CP – Hoje a concorrência internacional é muito acirrada. Estamos vendo o gigantismo da China e a eficiência dos portos chineses. Especialistas atribuem o sucesso do modelo de gestão portuária na China à descentralização das decisões e ao fortalecimento da regionalização da administração portuária, através dos governos locais. Exatamente o contrário do que prega a MP 595. Como a sua empresa vê essa mudança nas regras do jogo, quando ainda não tem nem um ano que a HTS está no Brasil? De que forma os empresários brasileiros precisam atuar para se proteger?

AM – Temos de entender claramente que cada país possui a sua cultura e raízes dentro de cada mercado, e no meu entender, o governo deve concentrar o foco em auditar os processos e garantir que a iniciativa privada faça o seu papel. Enquanto o governo continuar com o foco em “operar”, dificilmente conseguirá os resultados esperados. As coisas no Brasil precisam funcionar.

CP – O Governo Federal está investindo no Plano Nacional de Logística Integrada, o PNLI. Especialistas defendem a logística integrada como solução para os problemas enfrentados no transporte de cargas do país. O senhor concorda com essa tese? Quais os prós e contras da logística integrada?

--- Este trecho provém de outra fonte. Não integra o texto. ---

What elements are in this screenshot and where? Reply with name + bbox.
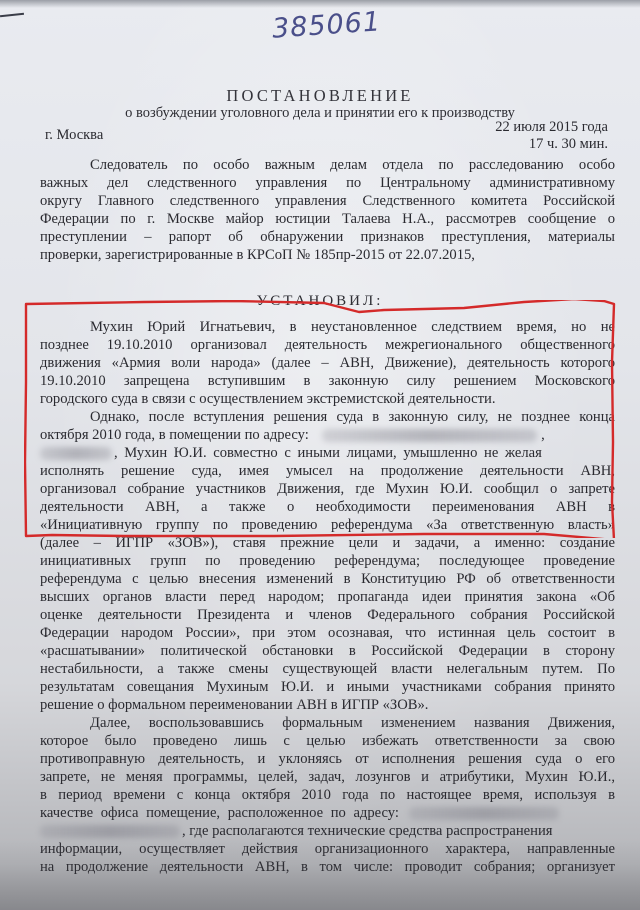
text-line: в период времени с конца октября 2010 го…	[40, 786, 615, 804]
text-line: которое было проведено лишь с целью избе…	[40, 732, 615, 750]
text-line: городского суда в связи с осуществлением…	[40, 390, 615, 408]
handwritten-number: 385061	[271, 6, 382, 45]
text-line: движения «Армия воли народа» (далее – АВ…	[40, 354, 615, 372]
text-line: информации, осуществляет действия органи…	[40, 840, 615, 858]
text-line: позднее 19.10.2010 организовал деятельно…	[40, 336, 615, 354]
text-line: проверки, зарегистрированные в КРСоП № 1…	[40, 246, 615, 264]
top-shadow	[0, 0, 640, 8]
text-line: «расшатывании» политической обстановки в…	[40, 642, 615, 660]
time: 17 ч. 30 мин.	[495, 136, 608, 153]
text-line: результатам совещания Мухиным Ю.И. и ины…	[40, 678, 615, 696]
paragraph-1: Мухин Юрий Игнатьевич, в неустановленное…	[40, 318, 615, 408]
text-line: преступлении – рапорт об обнаружении при…	[40, 228, 615, 246]
paragraph-3: Далее, воспользовавшись формальным измен…	[40, 714, 615, 876]
pen-mark	[0, 13, 24, 17]
comma: ,	[541, 427, 545, 443]
intro-paragraph: Следователь по особо важным делам отдела…	[40, 156, 615, 264]
text-line-with-redaction: октября 2010 года, в помещении по адресу…	[40, 426, 615, 444]
text-line: противоправную деятельность, и уклоняясь…	[40, 750, 615, 768]
text-line-with-redaction: качестве офиса помещение, расположенное …	[40, 804, 615, 822]
text-line: Далее, воспользовавшись формальным измен…	[40, 714, 615, 732]
text-fragment: , Мухин Ю.И. совместно с иными лицами, у…	[114, 445, 542, 461]
text-line-with-redaction: , где располагаются технические средства…	[40, 822, 615, 840]
text-line: Однако, после вступления решения суда в …	[40, 408, 615, 426]
text-line: важных дел следственного управления по Ц…	[40, 174, 615, 192]
text-line: деятельности АВН, а также о необходимост…	[40, 498, 615, 516]
redacted-office-address-part-1	[409, 807, 559, 820]
paragraph-2: Однако, после вступления решения суда в …	[40, 408, 615, 714]
document-photo: 385061 ПОСТАНОВЛЕНИЕ о возбуждении уголо…	[0, 0, 640, 910]
text-line: инициативных групп по проведению референ…	[40, 552, 615, 570]
text-fragment: октября 2010 года, в помещении по адресу…	[40, 427, 309, 443]
text-line: Федерации народом России», при этом осоз…	[40, 624, 615, 642]
text-line: решение о формальном переименовании АВН …	[40, 696, 615, 714]
text-line: Федерации по г. Москве майор юстиции Тал…	[40, 210, 615, 228]
text-line: организовал собрание участников Движения…	[40, 480, 615, 498]
text-line: исполнять решение суда, имея умысел на п…	[40, 462, 615, 480]
text-line: референдума с целью внесения изменений в…	[40, 570, 615, 588]
text-line: 19.10.2010 запрещена вступившим в законн…	[40, 372, 615, 390]
text-line: «Инициативную группу по проведению рефер…	[40, 516, 615, 534]
date: 22 июля 2015 года	[495, 119, 608, 136]
text-line: округу Главного следственного управления…	[40, 192, 615, 210]
text-line: (далее – ИГПР «ЗОВ»), ставя прежние цели…	[40, 534, 615, 552]
redacted-address-part-1	[322, 429, 537, 442]
redacted-address-part-2	[40, 447, 112, 460]
section-heading: УСТАНОВИЛ:	[0, 293, 640, 310]
text-fragment: , где располагаются технические средства…	[182, 823, 552, 839]
text-line: нестабильности, а также смены существующ…	[40, 660, 615, 678]
text-line: на продолжение деятельности АВН, в том ч…	[40, 858, 615, 876]
date-time-block: 22 июля 2015 года 17 ч. 30 мин.	[495, 119, 608, 153]
city: г. Москва	[45, 127, 103, 144]
text-line: Мухин Юрий Игнатьевич, в неустановленное…	[40, 318, 615, 336]
text-line: оценке деятельности Президента и членов …	[40, 606, 615, 624]
text-line: высших органов власти перед народом; про…	[40, 588, 615, 606]
text-fragment: качестве офиса помещение, расположенное …	[40, 805, 399, 821]
document-title: ПОСТАНОВЛЕНИЕ	[0, 86, 640, 106]
text-line: запрете, не меняя программы, целей, зада…	[40, 768, 615, 786]
text-line: Следователь по особо важным делам отдела…	[40, 156, 615, 174]
text-line-with-redaction: , Мухин Ю.И. совместно с иными лицами, у…	[40, 444, 615, 462]
redacted-office-address-part-2	[40, 825, 180, 838]
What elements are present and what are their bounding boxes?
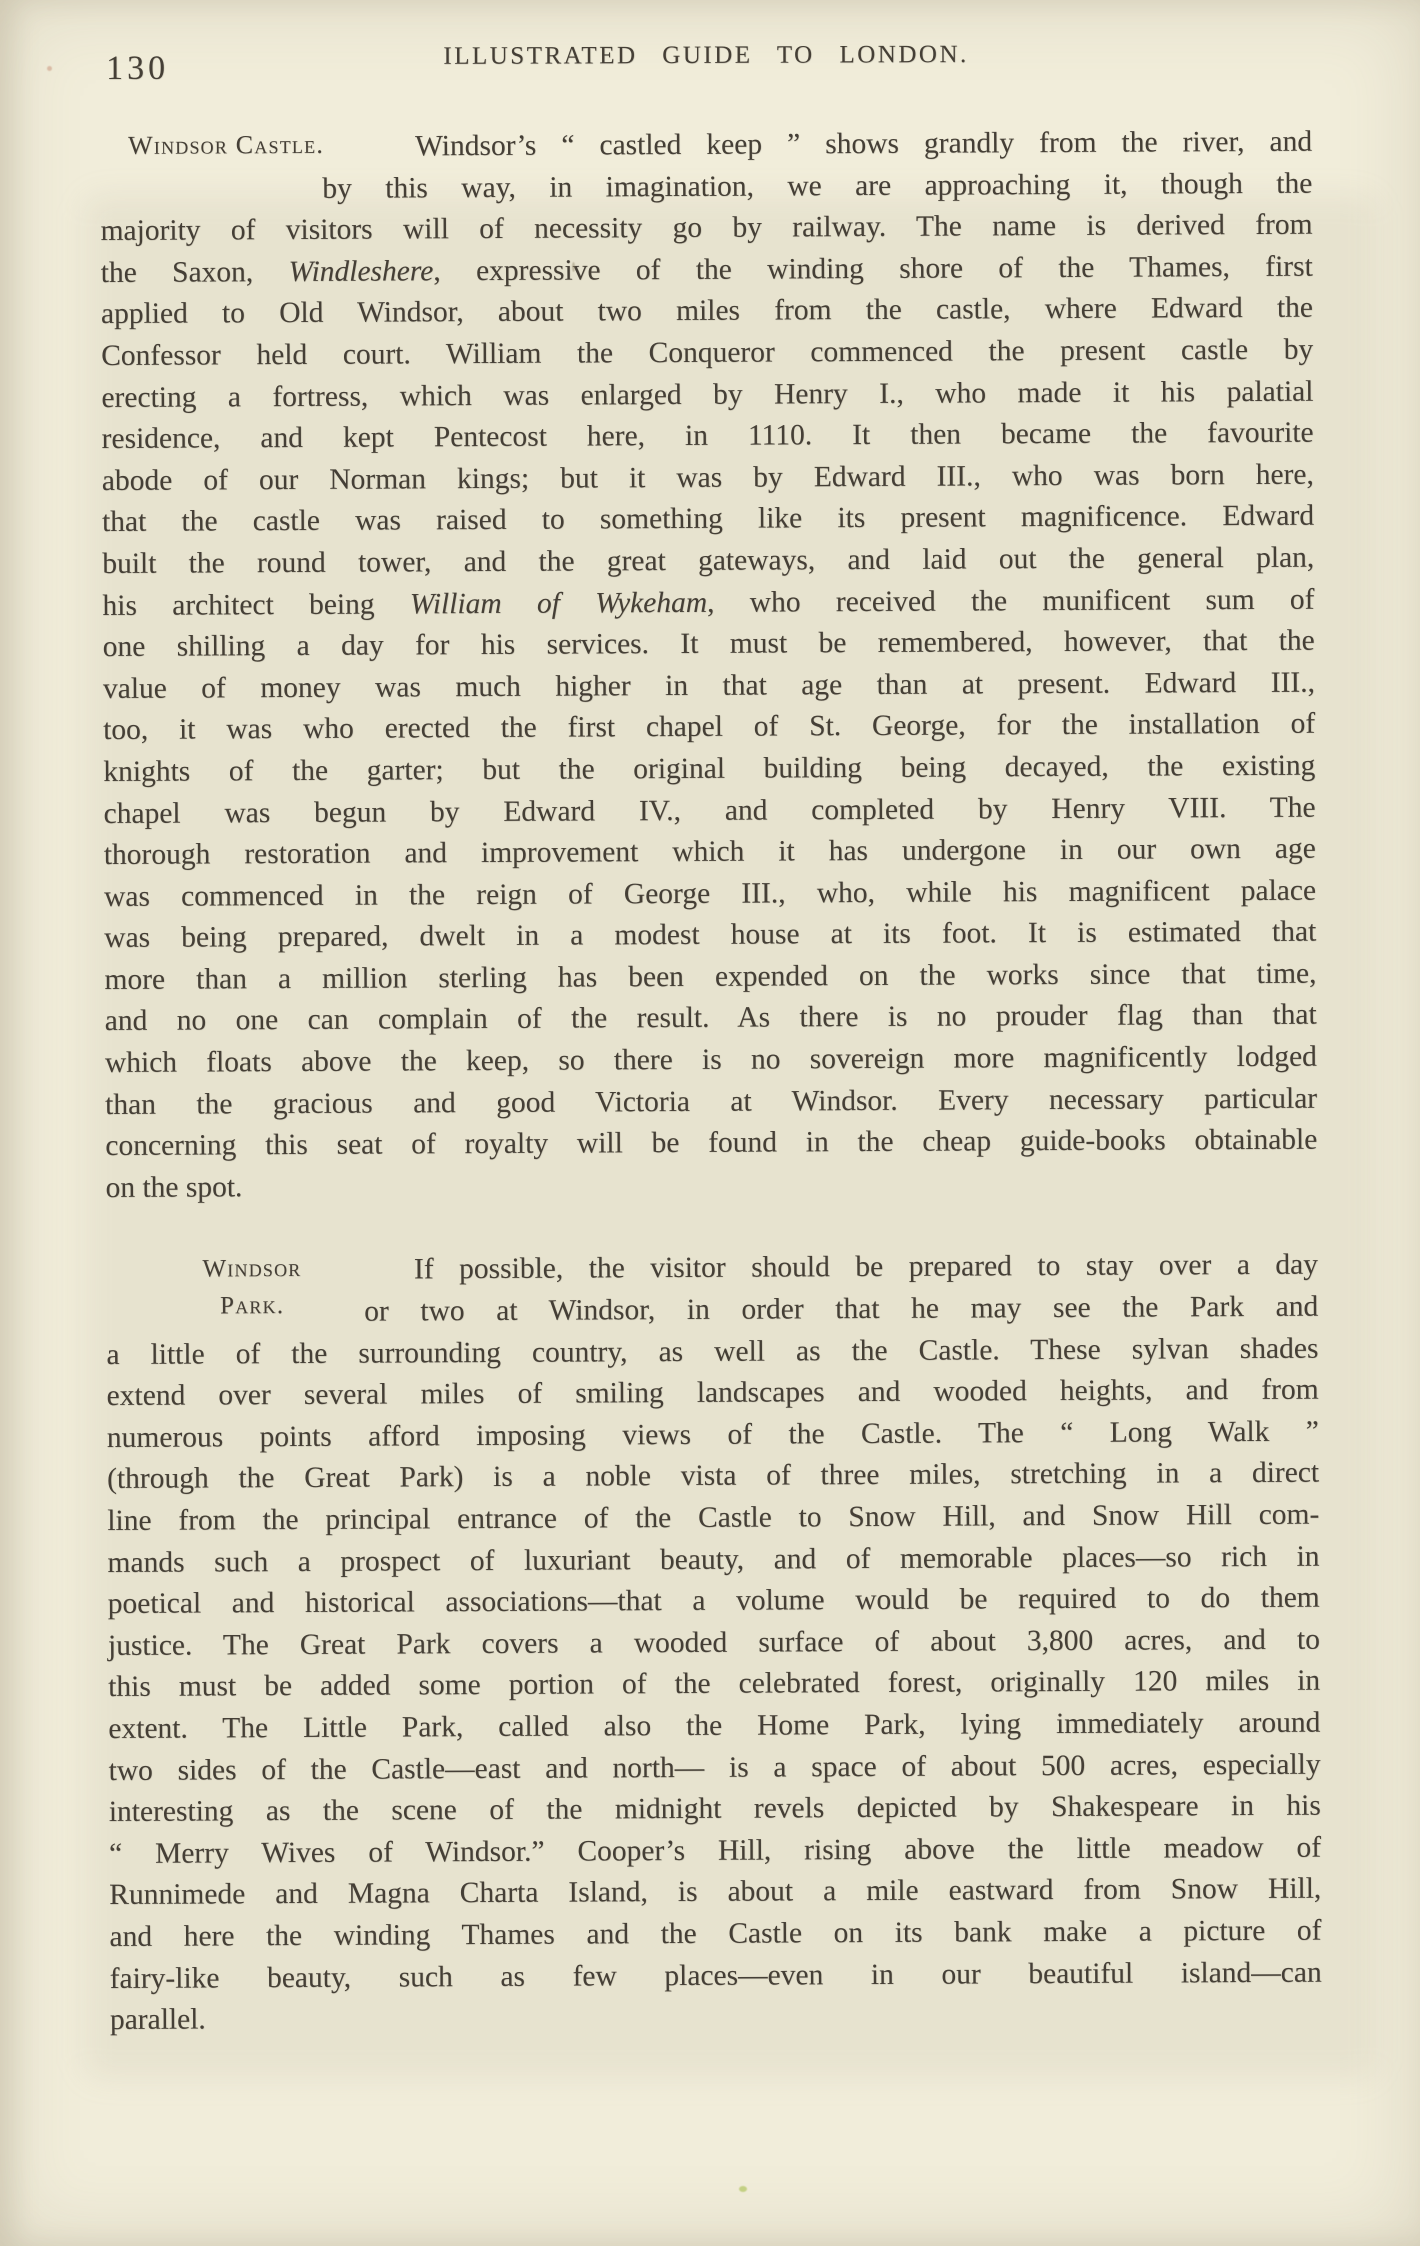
text-line: knights of the garter; but the original …: [103, 746, 1315, 794]
text-line: Runnimede and Magna Charta Island, is ab…: [109, 1869, 1321, 1917]
text-line: applied to Old Windsor, about two miles …: [101, 288, 1313, 336]
section-windsor-park: Windsor Park. If possible, the visitor s…: [106, 1245, 1322, 2042]
paper-stain-pink: [47, 66, 52, 71]
text-line: fairy-like beauty, such as few places—ev…: [110, 1952, 1322, 2000]
text-line: interesting as the scene of the midnight…: [109, 1786, 1321, 1834]
running-title: ILLUSTRATED GUIDE TO LONDON.: [100, 40, 1312, 72]
paper-stain-green: [739, 2186, 747, 2192]
text-line: thorough restoration and improvement whi…: [104, 829, 1316, 877]
text-line: two sides of the Castle—east and north— …: [108, 1744, 1320, 1792]
margin-note-label: Windsor: [184, 1250, 320, 1288]
text-line: this must be added some portion of the c…: [108, 1661, 1320, 1709]
page-header: 130 ILLUSTRATED GUIDE TO LONDON.: [100, 40, 1312, 72]
text-line: than the gracious and good Victoria at W…: [105, 1078, 1317, 1126]
text-line: was being prepared, dwelt in a modest ho…: [104, 912, 1316, 960]
text-line: majority of visitors will of necessity g…: [100, 205, 1312, 253]
text-line: “ Merry Wives of Windsor.” Cooper’s Hill…: [109, 1827, 1321, 1875]
text-line: too, it was who erected the first chapel…: [103, 704, 1315, 752]
text-line: concerning this seat of royalty will be …: [105, 1120, 1317, 1168]
text-line: parallel.: [110, 1994, 1322, 2042]
paper-stain-dust: [572, 262, 575, 272]
text-line: justice. The Great Park covers a wooded …: [108, 1619, 1320, 1667]
text-column: Windsor Castle. Windsor’s “ castled keep…: [100, 122, 1322, 2042]
text-line: on the spot.: [105, 1161, 1317, 1209]
text-line: Windsor’s “ castled keep ” shows grandly…: [415, 122, 1312, 168]
text-line: extent. The Little Park, called also the…: [108, 1703, 1320, 1751]
margin-note-windsor-park: Windsor Park.: [184, 1250, 320, 1325]
text-line: his architect being William of Wykeham, …: [102, 579, 1314, 627]
text-line: abode of our Norman kings; but it was by…: [102, 454, 1314, 502]
text-line: by this way, in imagination, we are appr…: [322, 163, 1312, 210]
text-line: which floats above the keep, so there is…: [105, 1037, 1317, 1085]
paragraph-windsor-castle-lines: Windsor’s “ castled keep ” shows grandly…: [100, 122, 1318, 1210]
text-line: built the round tower, and the great gat…: [102, 538, 1314, 586]
page-number: 130: [106, 50, 169, 88]
text-line: and here the winding Thames and the Cast…: [109, 1911, 1321, 1959]
text-line: erecting a fortress, which was enlarged …: [101, 371, 1313, 419]
text-line: was commenced in the reign of George III…: [104, 870, 1316, 918]
text-line: residence, and kept Pentecost here, in 1…: [102, 413, 1314, 461]
text-line: one shilling a day for his services. It …: [103, 621, 1315, 669]
margin-note-windsor-castle: Windsor Castle.: [128, 130, 324, 161]
text-line: If possible, the visitor should be prepa…: [414, 1245, 1318, 1291]
text-line: that the castle was raised to something …: [102, 496, 1314, 544]
text-line: (through the Great Park) is a noble vist…: [107, 1453, 1319, 1501]
text-line: the Saxon, Windleshere, expressive of th…: [101, 246, 1313, 294]
text-line: poetical and historical associations—tha…: [108, 1578, 1320, 1626]
text-line: Confessor held court. William the Conque…: [101, 330, 1313, 378]
text-line: and no one can complain of the result. A…: [105, 995, 1317, 1043]
paragraph-windsor-park-lines: If possible, the visitor should be prepa…: [106, 1245, 1322, 2042]
text-line: chapel was begun by Edward IV., and comp…: [103, 787, 1315, 835]
text-line: extend over several miles of smiling lan…: [107, 1370, 1319, 1418]
text-line: line from the principal entrance of the …: [107, 1495, 1319, 1543]
margin-note-label: Park.: [184, 1287, 320, 1325]
text-line: more than a million sterling has been ex…: [104, 954, 1316, 1002]
text-line: value of money was much higher in that a…: [103, 662, 1315, 710]
text-line: mands such a prospect of luxuriant beaut…: [107, 1536, 1319, 1584]
text-line: numerous points afford imposing views of…: [107, 1411, 1319, 1459]
section-windsor-castle: Windsor Castle. Windsor’s “ castled keep…: [100, 122, 1318, 1210]
book-page: 130 ILLUSTRATED GUIDE TO LONDON. Windsor…: [0, 0, 1420, 2246]
margin-note-label: Windsor Castle.: [128, 130, 324, 160]
text-line: a little of the surrounding country, as …: [106, 1328, 1318, 1376]
text-line: or two at Windsor, in order that he may …: [364, 1287, 1318, 1334]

AM – O mundo está globalizado e integrado e não podemos ir contra esta maré. Ttodavia, é importante ressaltar que as regras desta “integração” é que irão nortear o sucesso logístico. Não podemos mais atuar somente com interesses individuais e sim com interesses coletivos, todos devem e irão ter de se moldar para que o coletivo seja produtivo.